The tarnished ivory tower is the bastion of intellect holding the terrain. The military mindset can find itself some of the intellectual capability from organizations within the professional military educations system. However, even that organization is more like the civilian education system than it is like the military. The cyber warfare threat and analysis capabilities of the professional research environments are still dwarfed by the civilian research institution of the University. Yet I would suggest the professional military education systems produce substantially more applied research than the traditional University systems. A simple test is to see how many fundamental papers come out of the different environments versus the number of researchers.
I would suggest from inside the ivory tower that the incentives and biases of the involved actors have created a situation where academics are held in low regard, biased to not do cyber warfare research, and credentialism force-feeds “fundamental” sciences research over applied research. Now, my academic readers are going to be incensed at what they perceive as a series of slams against their profession (regardless if it isn’t cyber warfare research they will likely construe malice on my part since I’m a bought by the man asset).

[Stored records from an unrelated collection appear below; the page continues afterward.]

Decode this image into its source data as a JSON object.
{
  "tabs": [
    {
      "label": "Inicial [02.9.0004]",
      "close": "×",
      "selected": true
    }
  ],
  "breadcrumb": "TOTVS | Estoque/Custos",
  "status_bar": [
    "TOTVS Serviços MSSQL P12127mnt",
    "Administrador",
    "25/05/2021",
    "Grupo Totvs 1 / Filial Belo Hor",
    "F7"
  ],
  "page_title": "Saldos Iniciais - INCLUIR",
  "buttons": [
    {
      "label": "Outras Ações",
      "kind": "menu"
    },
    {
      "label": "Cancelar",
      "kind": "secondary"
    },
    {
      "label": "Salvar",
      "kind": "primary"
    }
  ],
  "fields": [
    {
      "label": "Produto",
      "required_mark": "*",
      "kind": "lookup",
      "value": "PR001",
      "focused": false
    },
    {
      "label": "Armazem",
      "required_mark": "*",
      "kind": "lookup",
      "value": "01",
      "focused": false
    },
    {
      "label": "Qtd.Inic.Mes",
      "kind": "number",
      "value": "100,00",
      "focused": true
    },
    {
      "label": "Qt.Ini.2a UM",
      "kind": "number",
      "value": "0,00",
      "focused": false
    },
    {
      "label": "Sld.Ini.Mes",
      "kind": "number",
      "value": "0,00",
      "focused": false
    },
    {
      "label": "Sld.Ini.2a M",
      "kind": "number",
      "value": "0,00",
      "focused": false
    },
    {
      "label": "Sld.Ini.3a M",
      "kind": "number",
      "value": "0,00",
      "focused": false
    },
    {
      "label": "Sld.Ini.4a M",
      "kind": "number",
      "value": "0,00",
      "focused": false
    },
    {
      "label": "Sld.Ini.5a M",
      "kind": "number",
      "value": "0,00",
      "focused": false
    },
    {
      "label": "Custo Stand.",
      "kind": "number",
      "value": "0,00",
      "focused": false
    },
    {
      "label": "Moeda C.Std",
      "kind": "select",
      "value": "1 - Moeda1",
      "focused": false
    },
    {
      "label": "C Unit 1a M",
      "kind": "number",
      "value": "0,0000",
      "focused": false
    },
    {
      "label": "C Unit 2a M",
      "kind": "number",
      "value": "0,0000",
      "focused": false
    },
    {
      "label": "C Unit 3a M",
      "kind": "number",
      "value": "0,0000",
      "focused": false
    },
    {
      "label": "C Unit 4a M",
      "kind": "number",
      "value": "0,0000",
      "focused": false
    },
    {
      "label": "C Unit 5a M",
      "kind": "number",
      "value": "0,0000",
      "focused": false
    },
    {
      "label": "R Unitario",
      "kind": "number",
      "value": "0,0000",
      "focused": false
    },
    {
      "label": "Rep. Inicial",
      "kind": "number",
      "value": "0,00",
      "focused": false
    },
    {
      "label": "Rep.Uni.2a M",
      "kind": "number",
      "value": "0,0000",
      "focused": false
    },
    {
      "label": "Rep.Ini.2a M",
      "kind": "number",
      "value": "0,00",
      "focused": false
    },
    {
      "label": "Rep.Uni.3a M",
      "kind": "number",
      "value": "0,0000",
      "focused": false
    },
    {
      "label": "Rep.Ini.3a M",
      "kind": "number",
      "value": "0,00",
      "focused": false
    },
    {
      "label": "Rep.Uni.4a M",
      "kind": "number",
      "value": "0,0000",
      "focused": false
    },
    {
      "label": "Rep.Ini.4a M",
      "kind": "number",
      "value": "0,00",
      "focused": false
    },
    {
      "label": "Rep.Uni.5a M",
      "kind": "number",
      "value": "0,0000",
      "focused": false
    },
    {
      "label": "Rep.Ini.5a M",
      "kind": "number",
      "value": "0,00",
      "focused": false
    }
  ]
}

Outside agencies with three letter acronyms (you all know who) are going to be furious to amused that I didn’t criticize far enough (after all I’m a bought and paid for academician). De facto evidence to both sides that I don’t respect either side and in fact can’t engage in meaningful dialog.
All that said there is a place for academia in the cyber warfare research and discussion narrative. That place rather than being legislated or restricted by false admonishments should be based on the ideas and reflection of the parties engaged. I have had a hard time getting grants based on a less than spectacular publication record. There are few if any academic journals that publish cyber warfare research (one of those academic biases making it to the real world). Many of the journals exist to discuss the information operations aspect of cyber warfare, which is only one face of the entirety of the area of research. It is a dangerous road if we let the practitioners define the research rather than attempting to reflect science into the research agenda. History is littered with examples of “this is how we do it” as social and cultural epitaphs. Then again that would be my bias to use science to inform policy.